When are teens ready to drive?
Driving is a privilege and it’s up to parents to decide whether their teens are ready to get behind the wheel. Here’s a guide to making that call.
Wed, Jan 18, 2012 at 04:13 PM
It seems like your teenager is barely out of childhood, and yet soon the law will allow her to operate a potentially deadly motor vehicle, not to mention all the independence that comes with it. As a parent, this might be as scary for you as it is exciting for your kid. There are good reasons to be concerned, and turning 16 doesn't automatically mean that a teen is ready to handle the responsibilities involved. So, when are teens ready to drive?
Naturally, every teen is different, and at legal driving age, one teen might be the super-careful, curfew-meeting driver of your dreams while another might abuse his new-found freedom. Driving is a privilege, and until the age of 18 it's up to parents to decide whether their particular teens are ready to get behind the wheel. Here's a guide to making that call.
Ask yourself some questions about your teen's maturity level.
Your son or daughter may believe that, as soon as that crucial birthday comes along, it's automatically their right to drive. It may seem unfair when you judge their potential driving competence on other factors, but there are crucial signs that your teen may not be ready to drive. Consider these questions about your teen's behavior; you may want to at least put your child on a 'driving probation period' wherein the right to drive must be earned.
Does your teen make consistently poor judgment calls? Teenagers are still getting familiar with the ins and outs of decision-making, and even teens that are mature for their age will occasionally make the wrong choice. But a repeated pattern of poor judgment, like participating in unsafe activities, getting into trouble at school or binge drinking at parties, should be a big warning sign.
Are your household rules regarded as mere 'suggestions?' You tell your daughter to be home at 10, but she shows up at 10:45. You stress that your son shouldn't have friends over while you're out of town, but he decides to throw a party. If your teen treats your authority in such a casual way, he or she may view speed limits, traffic laws, seat belts and blood alcohol limits as suggestions, too.

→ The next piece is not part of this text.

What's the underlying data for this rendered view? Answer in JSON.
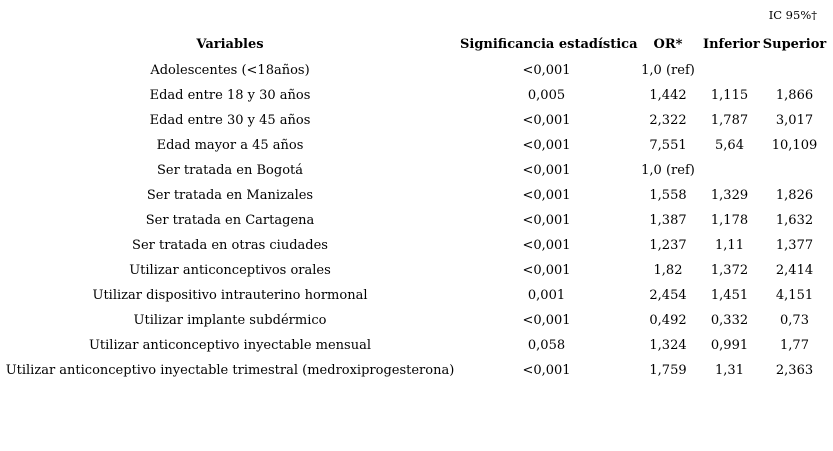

Is your teen particularly susceptible to peer pressure? The need to fit in with friends affects nearly every teenager, but for some, it's taken to an unhealthy extreme. Teens that give in too easily to the demands of their peers, or make poor decisions to impress their friends, may engage in risky behavior like speeding or drinking and driving.
Has he or she demonstrated a good level of responsibility? If your teenager is helpful around the house, works hard at school and maintains a job - whether it's working at a fast food restaurant or just mowing the lawn every week - there's good reason to believe that he'll treat driving in much the same way.
Talk to your teen about the dangers and responsibilities of driving.
Teenagers are more likely than adults to engage in risky driving behaviors like excessive speeding and texting while behind the wheel. Driving comes with real dangers, and according to the Centers for Disease Control (CDC), teen drivers ages 16 to 19 are four times more likely than older drivers to crash. Risks are especially high among male drivers ages 15 to 19, and among drivers that have been licensed within the past year.
Talk to your teen about the factors that put them at risk of deadly accidents including following other vehicles too closely, failing to wear seat belts and drinking alcohol before driving. You can learn more about these risk factors at the CDC's Guide to Teen Driving.
Arrange a driver's education course.
Thorough training is a parent's first line of defense in ensuring that their teen is safe behind the wheel. The best way to feel confident in your teen's readiness to drive is to practice as often as possible. If you're familiar with your state's laws and a patient teacher, you can direct these practice sessions yourself, or you may want to enroll your teen in a driver's education course.
Many states have Graduated Driver Licensing (GDL) laws, which mandate extended periods of supervised driving and restrictions on driving before a full driver's license can be acquired. Even if your state doesn't have these laws, you can institute such a schedule yourself, requiring that your teen completes a certain number of hours driving with a parent in the vehicle before they can strike out on their own.